One of Swider’s favorite features of ViewPoint was the ability for each group to have what are called Private Beliefs that can only be seen by the facilitator and the participants in the group. The Private Beliefs feature helps participants understand their character’s private motives to more realistically play their role.
“They had to figure out the politics of how to interact with one another as stakeholders in this event,” Swider said of the Private Beliefs feature. “It was like a secondary set of directions that I used to really individualize each of the roles.”
In one instance, Swider said the Private Beliefs feature allowed realistic tension to build between the emergency response team and Congress, a plausible real-world scenario. Ultimately, this feature allowed Swider and his students to replicate the groups’ roles and interactions as realistically as possible.
Updating and Adjusting Mid-Simulation
ViewPoint also allows facilitators to preschedule many aspects of the simulation. They can release updates and information mid-simulation, rather than releasing everything at the beginning. The delayed release of information prevented information overload and allowed students to get more comfortable in the simulation as it went along, Swider said.
In the middle of the simulation, Swider said he realized he needed to adjust his original timeline. He said he liked that ViewPoint allowed him to easily go back and make edits to the simulation whenever necessary, which would be much more complicated if he were using traditional classroom materials.
“If I was in the classroom and I had given out a bunch of handouts and papers to students, it would have been kind of messy because all the students would have been like, ‘Well, but I’ve got this handout,’ and then they lose the other handout,” Swider said. “So it was nice to keep everything organized in ViewPoint.”
Swider said he would definitely use ViewPoint for future simulations, especially because it forced him to increase his knowledge of the topic in order to build the simulation, and that information fed the knowledge of his students as well.
“One of the side effects of using ViewPoint is that it pushed me to be a better teacher in the sense that I had to really know all the details about this subject,” Swider said. “It helped me out quite a bit.”
Negotiating, Drafting and Passing The Oil Spill Act of 1990
At the conclusion of the simulation, students created their own “Oil Spill Act of 1990,” a six-page piece of legislation filled with concrete solutions.
According to the document, the purpose of the act was to “establish limitations on liability for damages resulting from oil pollution, to establish a fund for the payment of compensation for such damages, and for other purposes.”

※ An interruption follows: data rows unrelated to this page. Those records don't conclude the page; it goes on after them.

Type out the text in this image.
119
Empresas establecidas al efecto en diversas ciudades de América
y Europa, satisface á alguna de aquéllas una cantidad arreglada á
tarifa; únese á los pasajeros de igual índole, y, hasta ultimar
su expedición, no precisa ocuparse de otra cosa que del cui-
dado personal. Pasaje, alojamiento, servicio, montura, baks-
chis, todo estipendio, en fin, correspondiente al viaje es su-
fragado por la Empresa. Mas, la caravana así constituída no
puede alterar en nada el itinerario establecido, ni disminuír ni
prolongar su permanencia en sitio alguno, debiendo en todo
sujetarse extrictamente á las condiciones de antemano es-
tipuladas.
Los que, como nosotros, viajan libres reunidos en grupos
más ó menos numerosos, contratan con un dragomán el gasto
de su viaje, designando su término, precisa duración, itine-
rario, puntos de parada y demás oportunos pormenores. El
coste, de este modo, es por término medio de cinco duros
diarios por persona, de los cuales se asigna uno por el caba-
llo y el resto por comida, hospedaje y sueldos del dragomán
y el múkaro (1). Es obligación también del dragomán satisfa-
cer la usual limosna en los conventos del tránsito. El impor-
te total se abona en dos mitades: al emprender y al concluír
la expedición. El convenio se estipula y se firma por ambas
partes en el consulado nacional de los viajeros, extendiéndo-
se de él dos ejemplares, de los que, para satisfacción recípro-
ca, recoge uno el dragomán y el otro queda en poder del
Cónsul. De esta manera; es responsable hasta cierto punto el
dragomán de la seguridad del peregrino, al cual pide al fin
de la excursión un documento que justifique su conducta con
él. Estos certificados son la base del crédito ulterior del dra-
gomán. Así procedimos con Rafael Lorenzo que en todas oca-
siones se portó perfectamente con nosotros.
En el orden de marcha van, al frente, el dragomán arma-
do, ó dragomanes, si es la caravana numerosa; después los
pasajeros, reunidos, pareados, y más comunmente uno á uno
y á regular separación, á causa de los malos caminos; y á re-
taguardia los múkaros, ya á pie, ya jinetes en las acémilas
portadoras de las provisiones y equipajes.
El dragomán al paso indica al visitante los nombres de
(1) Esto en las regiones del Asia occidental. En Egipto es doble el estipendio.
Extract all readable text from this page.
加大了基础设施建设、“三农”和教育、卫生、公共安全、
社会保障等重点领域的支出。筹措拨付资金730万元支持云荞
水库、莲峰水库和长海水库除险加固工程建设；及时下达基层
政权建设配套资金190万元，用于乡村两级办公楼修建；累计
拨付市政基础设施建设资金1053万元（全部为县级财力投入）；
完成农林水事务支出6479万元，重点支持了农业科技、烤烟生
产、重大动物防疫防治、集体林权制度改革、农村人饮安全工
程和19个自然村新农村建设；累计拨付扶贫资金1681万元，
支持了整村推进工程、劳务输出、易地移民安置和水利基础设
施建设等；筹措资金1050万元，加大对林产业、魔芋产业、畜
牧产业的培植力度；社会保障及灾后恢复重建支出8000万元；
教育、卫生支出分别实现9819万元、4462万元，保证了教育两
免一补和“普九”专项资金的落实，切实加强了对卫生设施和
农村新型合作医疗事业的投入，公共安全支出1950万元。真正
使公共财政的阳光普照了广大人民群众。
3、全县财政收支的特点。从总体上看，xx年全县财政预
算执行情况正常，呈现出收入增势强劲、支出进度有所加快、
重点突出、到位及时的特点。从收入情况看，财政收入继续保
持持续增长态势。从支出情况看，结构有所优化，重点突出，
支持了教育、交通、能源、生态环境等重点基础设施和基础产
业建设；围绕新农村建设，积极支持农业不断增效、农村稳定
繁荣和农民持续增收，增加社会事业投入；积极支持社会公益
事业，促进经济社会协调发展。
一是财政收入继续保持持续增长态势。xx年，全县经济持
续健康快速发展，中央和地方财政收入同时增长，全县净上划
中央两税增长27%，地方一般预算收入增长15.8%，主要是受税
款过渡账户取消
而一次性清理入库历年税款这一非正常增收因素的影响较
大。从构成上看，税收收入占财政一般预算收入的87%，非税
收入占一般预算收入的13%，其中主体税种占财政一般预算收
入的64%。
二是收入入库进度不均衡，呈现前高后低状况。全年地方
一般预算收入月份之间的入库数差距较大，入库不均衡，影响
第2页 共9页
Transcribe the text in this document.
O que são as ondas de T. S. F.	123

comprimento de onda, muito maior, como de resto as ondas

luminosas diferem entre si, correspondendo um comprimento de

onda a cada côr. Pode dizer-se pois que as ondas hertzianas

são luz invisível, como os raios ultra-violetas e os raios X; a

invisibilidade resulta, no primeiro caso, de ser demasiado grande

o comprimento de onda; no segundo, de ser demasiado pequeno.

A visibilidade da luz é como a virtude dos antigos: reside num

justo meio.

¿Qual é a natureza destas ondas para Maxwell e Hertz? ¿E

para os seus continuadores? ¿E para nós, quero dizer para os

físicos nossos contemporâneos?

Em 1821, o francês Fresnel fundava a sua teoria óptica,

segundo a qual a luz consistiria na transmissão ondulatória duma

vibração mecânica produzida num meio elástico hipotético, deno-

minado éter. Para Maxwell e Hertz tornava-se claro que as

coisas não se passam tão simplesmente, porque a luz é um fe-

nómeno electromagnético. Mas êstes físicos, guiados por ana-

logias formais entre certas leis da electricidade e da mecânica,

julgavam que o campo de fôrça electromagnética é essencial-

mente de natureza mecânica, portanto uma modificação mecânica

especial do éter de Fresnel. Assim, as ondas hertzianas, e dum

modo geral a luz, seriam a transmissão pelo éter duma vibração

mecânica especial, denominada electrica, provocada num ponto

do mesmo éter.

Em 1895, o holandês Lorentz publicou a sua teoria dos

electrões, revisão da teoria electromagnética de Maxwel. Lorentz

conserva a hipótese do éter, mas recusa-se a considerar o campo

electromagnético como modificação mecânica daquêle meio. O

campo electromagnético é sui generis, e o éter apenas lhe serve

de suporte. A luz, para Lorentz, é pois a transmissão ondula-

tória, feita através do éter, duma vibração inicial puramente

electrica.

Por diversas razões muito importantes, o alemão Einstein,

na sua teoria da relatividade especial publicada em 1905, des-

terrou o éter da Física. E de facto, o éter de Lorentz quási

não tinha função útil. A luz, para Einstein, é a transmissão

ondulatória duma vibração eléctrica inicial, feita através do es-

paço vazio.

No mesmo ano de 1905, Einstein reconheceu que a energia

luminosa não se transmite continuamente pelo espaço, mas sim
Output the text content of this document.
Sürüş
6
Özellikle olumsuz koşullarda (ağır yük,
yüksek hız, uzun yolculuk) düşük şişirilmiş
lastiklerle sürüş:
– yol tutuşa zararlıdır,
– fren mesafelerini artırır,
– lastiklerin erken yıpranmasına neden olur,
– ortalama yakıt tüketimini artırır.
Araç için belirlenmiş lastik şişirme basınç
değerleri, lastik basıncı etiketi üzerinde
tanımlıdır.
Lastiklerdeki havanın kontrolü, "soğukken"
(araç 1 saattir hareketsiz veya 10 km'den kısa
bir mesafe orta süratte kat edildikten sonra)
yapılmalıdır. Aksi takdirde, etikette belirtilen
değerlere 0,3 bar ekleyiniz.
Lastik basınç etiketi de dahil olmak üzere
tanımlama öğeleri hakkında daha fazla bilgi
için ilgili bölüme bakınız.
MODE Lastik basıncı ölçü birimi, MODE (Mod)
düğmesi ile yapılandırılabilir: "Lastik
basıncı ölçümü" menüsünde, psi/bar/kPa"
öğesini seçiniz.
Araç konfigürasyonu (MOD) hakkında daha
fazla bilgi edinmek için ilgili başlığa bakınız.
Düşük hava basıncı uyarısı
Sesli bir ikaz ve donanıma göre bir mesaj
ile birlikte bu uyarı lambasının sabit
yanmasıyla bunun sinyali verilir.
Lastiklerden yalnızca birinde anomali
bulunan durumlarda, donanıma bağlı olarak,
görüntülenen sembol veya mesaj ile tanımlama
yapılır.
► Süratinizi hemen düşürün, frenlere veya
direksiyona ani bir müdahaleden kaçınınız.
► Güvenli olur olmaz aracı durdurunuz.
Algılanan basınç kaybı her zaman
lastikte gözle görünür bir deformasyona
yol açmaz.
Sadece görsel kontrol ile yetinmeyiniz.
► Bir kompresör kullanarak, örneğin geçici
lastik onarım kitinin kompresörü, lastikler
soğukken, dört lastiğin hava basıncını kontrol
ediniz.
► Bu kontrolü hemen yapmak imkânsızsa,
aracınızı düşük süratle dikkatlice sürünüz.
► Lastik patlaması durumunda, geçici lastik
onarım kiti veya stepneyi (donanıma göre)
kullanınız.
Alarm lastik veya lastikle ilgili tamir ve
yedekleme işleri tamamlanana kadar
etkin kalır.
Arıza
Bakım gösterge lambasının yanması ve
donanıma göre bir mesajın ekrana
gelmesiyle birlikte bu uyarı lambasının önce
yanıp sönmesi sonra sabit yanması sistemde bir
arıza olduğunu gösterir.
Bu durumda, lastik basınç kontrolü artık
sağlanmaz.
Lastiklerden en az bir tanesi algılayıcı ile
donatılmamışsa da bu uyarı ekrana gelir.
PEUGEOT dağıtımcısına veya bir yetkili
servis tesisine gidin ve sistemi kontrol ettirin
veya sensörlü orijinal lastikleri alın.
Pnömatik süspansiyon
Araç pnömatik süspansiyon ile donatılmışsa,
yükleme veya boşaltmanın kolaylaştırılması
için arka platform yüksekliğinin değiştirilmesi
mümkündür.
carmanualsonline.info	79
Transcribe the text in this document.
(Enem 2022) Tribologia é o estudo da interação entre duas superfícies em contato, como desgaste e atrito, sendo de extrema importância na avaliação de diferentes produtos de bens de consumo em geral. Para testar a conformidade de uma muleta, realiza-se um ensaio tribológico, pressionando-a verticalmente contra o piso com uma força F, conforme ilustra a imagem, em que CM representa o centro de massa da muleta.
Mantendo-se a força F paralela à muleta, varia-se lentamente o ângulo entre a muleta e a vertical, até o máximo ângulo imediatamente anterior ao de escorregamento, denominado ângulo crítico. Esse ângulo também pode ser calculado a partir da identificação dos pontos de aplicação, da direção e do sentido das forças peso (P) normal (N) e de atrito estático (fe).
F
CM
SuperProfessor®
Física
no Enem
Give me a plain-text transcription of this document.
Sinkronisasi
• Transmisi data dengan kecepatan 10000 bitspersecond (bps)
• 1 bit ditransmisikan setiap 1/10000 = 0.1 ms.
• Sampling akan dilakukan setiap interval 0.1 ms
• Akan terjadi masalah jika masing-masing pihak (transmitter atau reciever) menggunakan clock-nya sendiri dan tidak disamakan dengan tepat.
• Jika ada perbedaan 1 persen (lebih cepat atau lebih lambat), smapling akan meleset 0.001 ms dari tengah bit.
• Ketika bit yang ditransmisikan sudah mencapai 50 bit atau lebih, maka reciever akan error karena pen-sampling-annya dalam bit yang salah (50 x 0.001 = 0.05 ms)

ViewPoint helped students collaborate and negotiate with one another to develop this act and find solutions that benefitted each of their groups, according to Swider. He said he enjoyed how the program allowed him to monitor the messages students sent to one another so he could see how they were collaborating throughout the simulation.
“One of the strongest aspects of ViewPoint is that it’s geared towards having students work together,” Swider said. “And then I can sit back, watch it, and guide them. It allows me the space to facilitate where they may be getting stuck.”
Swider thanked his school district for their support and ideas, and for helping the process run as smoothly as it did.
“[The teachers] all got really excited about the simulation as well,” Swider said. “So maybe some of them will be curious enough to use more simulations or even use ViewPoint in the future.”